El vínculo entre el crimen, la verdad y la justicia es una premisa de la sociedad moderna: todos creemos que debe haber una relación ente los tres. Una vez que se comete un crimen, la policía debe establecer qué sucedió y quién es responsable, y el sistema judicial debe darle seguimiento con un castigo adecuado. En México, esa premisa es tan antigua como la nación misma. Sin embargo, durante esas cuatro décadas de mediados del siglo XX, los mexicanos llegaron a definir la realidad más bien por la ausencia de esa conexión: la verdad acerca de los crímenes específicos solía ser imposible de conocer, con lo cual la justicia podía obtenerse sólo de manera ocasional, las más de las veces al margen de las instituciones estatales. De los años veinte a los cincuenta también vemos el desarrollo del lenguaje y los temas que le permitieron a los ciudadanos hablar del problema y mantenerlo en un lugar central de la vida pública. Sin embargo, este libro no se trata únicamente de símbolos o ideas. Incluso las percepciones —una palabra utilizada comúnmente por los políticos contemporáneos para insinuar que ellos saben más acerca de la realidad que la población— son resultado de prácticas llevadas a cabo lo mismo por actores sociales que por el Estado. Este libro rastrea las formas en las que se rompió el nexo entre crimen, verdad y justicia, y examina los intentos de la sociedad civil por restablecerlo. El periodo de la historia nacional que se aborda aquí, precedido por una dictadura y una guerra civil, fue testigo del desarrollo de una serie coherente de conocimientos y prácticas en torno al crimen y la justicia. Estas nociones básicas sobrevivieron más allá del fin de este periodo, cuando nuevas formas de crimen organizado y de complicidad y violencia por parte del Estado rebasaron la habilidad de la sociedad civil para lidiar con ellos.

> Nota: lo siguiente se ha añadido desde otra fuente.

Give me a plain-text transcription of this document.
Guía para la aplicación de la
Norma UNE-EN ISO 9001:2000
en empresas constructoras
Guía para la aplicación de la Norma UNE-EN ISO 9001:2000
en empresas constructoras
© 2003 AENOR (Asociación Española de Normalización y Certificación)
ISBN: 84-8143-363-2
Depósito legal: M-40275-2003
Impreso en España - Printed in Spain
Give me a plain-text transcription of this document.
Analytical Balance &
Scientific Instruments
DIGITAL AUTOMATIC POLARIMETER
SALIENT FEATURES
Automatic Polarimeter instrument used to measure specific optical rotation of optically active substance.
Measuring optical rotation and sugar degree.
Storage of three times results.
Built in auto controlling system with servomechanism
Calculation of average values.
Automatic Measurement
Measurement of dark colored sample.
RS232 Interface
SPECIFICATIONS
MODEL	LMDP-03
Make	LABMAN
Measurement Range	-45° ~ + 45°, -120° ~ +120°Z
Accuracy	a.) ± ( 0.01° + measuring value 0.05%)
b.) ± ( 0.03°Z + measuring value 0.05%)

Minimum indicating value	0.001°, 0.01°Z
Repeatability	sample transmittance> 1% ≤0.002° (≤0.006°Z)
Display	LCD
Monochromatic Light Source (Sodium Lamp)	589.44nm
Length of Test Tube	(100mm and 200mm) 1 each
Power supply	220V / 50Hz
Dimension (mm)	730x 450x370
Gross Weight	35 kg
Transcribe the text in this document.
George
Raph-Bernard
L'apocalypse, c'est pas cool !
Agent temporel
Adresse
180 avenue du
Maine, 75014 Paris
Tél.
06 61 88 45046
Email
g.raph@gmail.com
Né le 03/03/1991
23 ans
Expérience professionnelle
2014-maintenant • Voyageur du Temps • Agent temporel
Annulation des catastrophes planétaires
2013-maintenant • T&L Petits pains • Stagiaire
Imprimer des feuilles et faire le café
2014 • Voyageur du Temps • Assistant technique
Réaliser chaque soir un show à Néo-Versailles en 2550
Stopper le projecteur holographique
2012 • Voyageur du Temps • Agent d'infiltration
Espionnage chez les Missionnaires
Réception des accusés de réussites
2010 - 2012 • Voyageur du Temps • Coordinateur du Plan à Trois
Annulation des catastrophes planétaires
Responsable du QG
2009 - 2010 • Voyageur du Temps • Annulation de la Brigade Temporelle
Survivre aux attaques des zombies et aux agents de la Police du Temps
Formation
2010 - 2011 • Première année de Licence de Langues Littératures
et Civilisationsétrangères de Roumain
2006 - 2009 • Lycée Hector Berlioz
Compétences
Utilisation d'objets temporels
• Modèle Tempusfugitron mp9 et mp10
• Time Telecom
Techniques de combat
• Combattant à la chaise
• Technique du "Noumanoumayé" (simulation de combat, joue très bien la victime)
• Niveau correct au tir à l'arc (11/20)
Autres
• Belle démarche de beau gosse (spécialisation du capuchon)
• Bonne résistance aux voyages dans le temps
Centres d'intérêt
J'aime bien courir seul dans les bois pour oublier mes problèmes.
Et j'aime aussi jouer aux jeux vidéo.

En el México posrevolucionario, la historia del crimen está entrelazada con la historia política. A partir de 1876, el régimen porfirista logró proyectar una imagen de paz por encima de una realidad de violencia social y política. El gobierno hablaba del crimen, en particular de los robos insignificantes y del alcoholismo, como razones para desplegar el castigo como una forma de ingeniería social. Durante la Revolución, la definición legal del crimen prácticamente carecía de sentido, ya que los actos colectivos de robo, asesinato y violación no se castigaban y las autoridades no tenían la capacidad para garantizar la vida o la propiedad. Inmediatamente después de la guerra civil, la confluencia del acceso generalizado a las armas, el conflicto de clase y la laxitud del gobierno en relación con el crimen amplió el margen de tolerancia para la transgresión.1 Los años veinte vieron la consolidación de un gobierno basado en una amplia alianza entre las organizaciones de trabajadores y campesinos, los intelectuales progresistas y los capitalistas nacionales. A partir de 1929, un sistema de un solo partido oficial minimizó la competencia electoral y disciplinó a la clase política en todo el país, aunque no eliminó el clientelismo. Más o menos al mismo tiempo, nuevos códigos y otras reformas legales presagiaban un sistema penal moderno. Sin embargo, tras la fachada de una estabilidad corporativista, la vida pública era inestable y descentralizada, y los distintos actores sociales estaban encontrando nuevas formas de negociar sus relaciones con el Estado y traspasar las divisiones de clase. Las viejas prácticas criminales subsistieron, pero además emergieron formas modernas de criminalidad, las cuales se volvieron más prominentes en la vida pública.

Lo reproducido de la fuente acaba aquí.